The emergence of healthy lighting presents designers with an opportunity to redefine value. Designers are no longer required to be led solely by product specifications, to focus only on atmospheric rendering, to merely meet illuminance standards, or to simply select, place, and adjust luminaires on behalf of clients.

Instead, designers can return to the center of spatial value creation: using science to understand people, using design to organize light, using technology to deliver scenarios, using measurement to verify outcomes, using experience to communicate value to clients, and using projects to drive industry evolution.

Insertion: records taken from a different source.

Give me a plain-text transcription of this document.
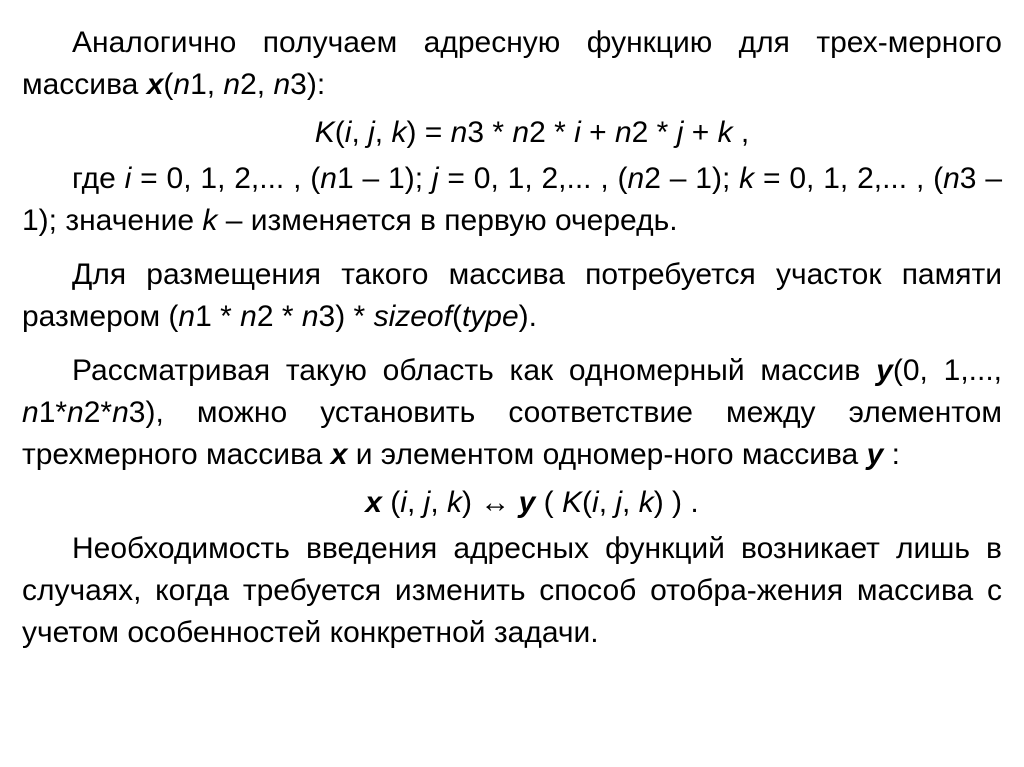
Аналогично получаем адресную функцию для трех-мерного массива x(n1, n2, n3):

K(i, j, k) = n3 * n2 * i + n2 * j + k ,

где i = 0, 1, 2,... , (n1 – 1); j = 0, 1, 2,... , (n2 – 1); k = 0, 1, 2,... , (n3 – 1); значение k – изменяется в первую очередь.

Для размещения такого массива потребуется участок памяти размером (n1 * n2 * n3) * sizeof(type).

Рассматривая такую область как одномерный массив y(0, 1,..., n1*n2*n3), можно установить соответствие между элементом трехмерного массива x и элементом одномер-ного массива y :

x (i, j, k) ↔ y ( K(i, j, k) ) .

Необходимость введения адресных функций возникает лишь в случаях, когда требуется изменить способ отобра-жения массива с учетом особенностей конкретной задачи.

This is also the key message deLIGHTed talks Asia seeks to convey: the future of healthy lighting will not be defined by scientists alone, nor by companies alone, nor by standards documents alone. It must be co-defined by scientists, designers, industry players, control systems, measurement tools, healthy building experts, and owners. Within this ecosystem, designers remain one of the most critical translators.


Special Acknowledgements

We sincerely thank PAK / 三雄极光, NVC Lighting / 雷士照明, Traxon e:cue / 卓生照明, and Nationstar / 国星光电 for their generous sponsorship and support of deLIGHTed talks Asia @ GILE 2026 / Good Light Wake-up Call.

It is precisely through the involvement of these industry partners that healthy lighting has the opportunity to move beyond science, standards, and concepts, and further into products, systems, real-world applications, and live projects.


Conclusion: If Science Is the Foundation, Design Is the Path That Makes Healthy Lighting Happen

Healthy lighting cannot stop at specification sheets. Parameters matter, metrics matter, standards matter—and scientific evidence matters even more.

But what truly changes human experience is light in space: the light that wakes us up in the morning; the light that supports children while they learn; the light that guides doctors during night rounds; the light that helps elderly people move safely at night; the light in offices that keeps people alert without fatigue; the light in hotels that gradually helps people unwind; and the light in public buildings that creates a sense of safety, comfort, and orientation. All of this requires design.

In June, Guangzhou. deLIGHTed talks Asia @ GILE 2026 will bring international science, design practice, healthy buildings, industry value chains, and China’s real-world application contexts into a shared platform.

If you are a lighting designer, architect, interior designer, design institute, consultancy, developer, owner, or someone exploring how healthy lighting can truly enter real projects, this time—do not come only to listen. Come with questions, come with projects, come with design methodologies, and come prepared to co-create the next generation of healthy lighting language.

Because the true future of healthy lighting is not written in specification tables—it is designed into human life.